Esses são alguns dos questionamentos que bem poderiam ocupar a mente do homem de hoje. Se eles são passíveis de serem formulados, graças aos recursos cognitivos que temos sido capazes de desenvolver ao longo da evolução de nossa espécie (tenham eles sido concedidos, ou não), também é possível que estejamos capacitados a respondê-los. Por mais incômodas ou surpreendentes que venham a ser as respostas.

Incômodas e surpreendentes porque poderemos vir a concluir que nossa existência é, de fato, uma concessão semeada ao acaso, sem qualquer expectativa do Todo que a concebeu e concede, mas (em tendo germinado, como nosso Concedente sabia que ocorreria, porque há sérias dúvidas se o acaso realmente exista) a ser realizada mediante estrita obediência às leis do Cosmo, conforme nos ensinou a sabedoria egípcia (3100 a 30 a.C., predecessora da filosofia grega, 2000 a 168 a.C.), que firmou estes sete princípios herméticos regentes de todas as coisas manifestadas:

Lei do Mentalismo (O Todo é Mente, o Universo é mental); da Correspondência (O que está em cima é como o que está embaixo. O que está dentro é como o que está fora); da Vibração (Nada está parado, tudo se move, tudo vibra); da Polaridade (Tudo é duplo, tudo tem dois polos, tudo tem o seu oposto. O igual e o desigual são a mesma coisa. Os extremos se tocam. Todas as verdades são meias verdades. Todos os paradoxos podem ser reconciliáveis); do Ritmo (Tudo tem fluxo e refluxo, tudo tem suas marés, tudo sobe e desce, o ritmo é a compensação); do Gênero (O gênero está em tudo, tudo tem seus princípios masculino e feminino, o gênero se manifesta em todos os planos da criação); e de Causa e Efeito (Toda causa tem seu efeito, todo efeito tem sua causa; existem muitos planos de causalidade, mas nada escapa à Lei).

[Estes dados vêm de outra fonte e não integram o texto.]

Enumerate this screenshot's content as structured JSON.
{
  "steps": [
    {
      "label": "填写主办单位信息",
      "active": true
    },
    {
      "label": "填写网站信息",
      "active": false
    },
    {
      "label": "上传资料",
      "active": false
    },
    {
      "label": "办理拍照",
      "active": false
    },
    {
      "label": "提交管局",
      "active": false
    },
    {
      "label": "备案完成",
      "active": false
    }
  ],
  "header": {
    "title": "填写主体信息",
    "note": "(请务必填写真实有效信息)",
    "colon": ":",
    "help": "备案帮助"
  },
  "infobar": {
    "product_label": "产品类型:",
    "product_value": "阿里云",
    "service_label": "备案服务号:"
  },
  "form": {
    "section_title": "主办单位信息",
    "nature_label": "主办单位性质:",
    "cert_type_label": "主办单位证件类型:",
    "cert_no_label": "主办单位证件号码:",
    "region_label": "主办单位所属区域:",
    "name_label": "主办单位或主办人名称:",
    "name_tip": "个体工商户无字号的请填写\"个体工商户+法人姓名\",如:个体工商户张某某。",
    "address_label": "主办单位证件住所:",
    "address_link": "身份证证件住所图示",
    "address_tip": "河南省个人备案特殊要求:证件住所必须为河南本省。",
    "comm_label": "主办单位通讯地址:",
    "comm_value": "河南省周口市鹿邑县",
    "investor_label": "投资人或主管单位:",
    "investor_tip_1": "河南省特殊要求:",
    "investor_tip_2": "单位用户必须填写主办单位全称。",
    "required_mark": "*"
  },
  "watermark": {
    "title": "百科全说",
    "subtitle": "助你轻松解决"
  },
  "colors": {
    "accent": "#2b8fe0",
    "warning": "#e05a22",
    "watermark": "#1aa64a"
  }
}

Ora, mas quem liga para princípios? Quem se submete a leis cósmicas? Assim, o livre arbítrio, concedido ou por nós inventado no bojo dos códigos de conduta de religiões oportunistas , ou fruto de nossa cognição, ela própria igualmente concedida ou inventada com o propósito de dissimular nossa incapacidade de apreender todas relações causais da realidade , ainda assim o livre arbítrio permanece um mistério incapaz de testemunhar em nosso favor. O que resta, no final, somos nós e nossas construções terrenas, precárias, arrogantes, imaturas, claudicantes, erráticas.